Die spanische Mauer

Er hätte wohl wissen müssen, dass auf seine Umweltschutzmaßnahme empfindlich reagiert wird, schließlich ist Fabian Picardo leitender Minister der 6,5 Quadratkilometer kleinen britischen Kolonie ­Gibraltar. 70 Zementklötze ließ er versenken, um ein künstliches Riff zu bilden, doch die daraus ragenden Metallstangen verhindern das Fischen mit Schleppnetzen und seine Maßnahme löste eine internationale Krise aus. Vor 308 Jahren hatte die britische Marine den an der Meeresenge zu Marokko gelegenen Affenfelsen erobert. Spanische Nationalisten fordern seitdem die Rückgabe an Spanien.
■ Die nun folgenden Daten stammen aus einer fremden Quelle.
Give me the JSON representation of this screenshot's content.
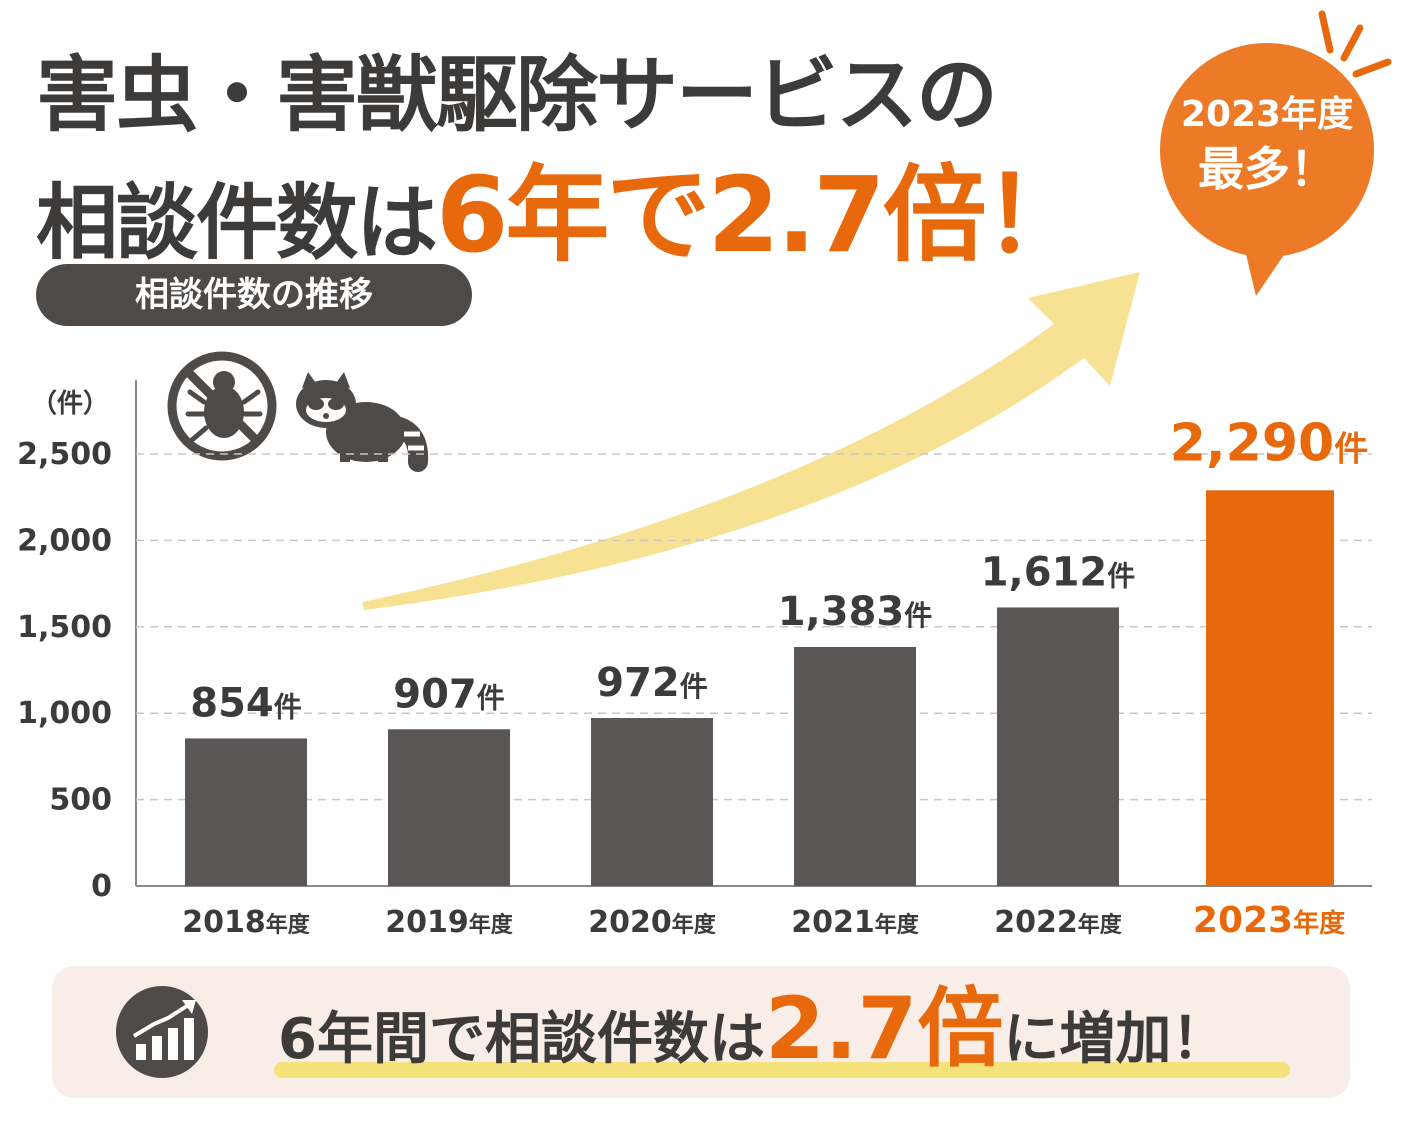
{
  "headline": {
    "line1": "害虫・害獣駆除サービスの",
    "line2_prefix": "相談件数は",
    "line2_accent": "6年で2.7倍！"
  },
  "subtitle_pill": "相談件数の推移",
  "bubble": {
    "line1": "2023年度",
    "line2": "最多！"
  },
  "footer": {
    "text_prefix": "6年間で相談件数は",
    "text_accent": "2.7倍",
    "text_suffix": "に増加！"
  },
  "icons": [
    "no-bug-icon",
    "raccoon-icon",
    "trend-arrow-icon",
    "bar-chart-growth-icon"
  ],
  "colors": {
    "accent": "#e8690c",
    "bar": "#595655",
    "arrow": "#f7df8c",
    "footer_bg": "#f8eee7",
    "pill_bg": "#4d4a48"
  },
  "chart_data": {
    "type": "bar",
    "unit_label": "（件）",
    "categories": [
      "2018年度",
      "2019年度",
      "2020年度",
      "2021年度",
      "2022年度",
      "2023年度"
    ],
    "values": [
      854,
      907,
      972,
      1383,
      1612,
      2290
    ],
    "data_labels": [
      "854件",
      "907件",
      "972件",
      "1,383件",
      "1,612件",
      "2,290件"
    ],
    "highlight_index": 5,
    "ylim": [
      0,
      2500
    ],
    "yticks": [
      0,
      500,
      1000,
      1500,
      2000,
      2500
    ],
    "ytick_labels": [
      "0",
      "500",
      "1,000",
      "1,500",
      "2,000",
      "2,500"
    ],
    "grid": true
  }
}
Am rabiatesten der ehemalige Diktator Franco – 1969 ließ er die Grenze zu Gibraltar schließen. »Durch die Abriegelung der Grenze wurden Familien getrennt, wie bei der Berliner Mauer«, erklärte der für seine direkte Ausdrucksweise bekannte Sozialist Picardo vorige Woche der SZ. Durch die Abgrenzung wurden die 30 000 Einwohner Gibraltars britisch. 2002 stimmten 99 Prozent dagegen, die Souveränität an Spanien abzutreten. Nachdem die konservative Volkspartei (PP) Ende 2011 die Wahlen in Spanien gewonnen hatte, war Schluss mit der Kooperation mit Gibraltar. »Er war der erste spanische Außenminister in der Geschichte, der offiziell sein eigenes Land besuchte«, kommentierte Ministerpräsident Mariano Rajoy den Besuch des abgewählten spanischen Außenministers in Gibraltar 2009.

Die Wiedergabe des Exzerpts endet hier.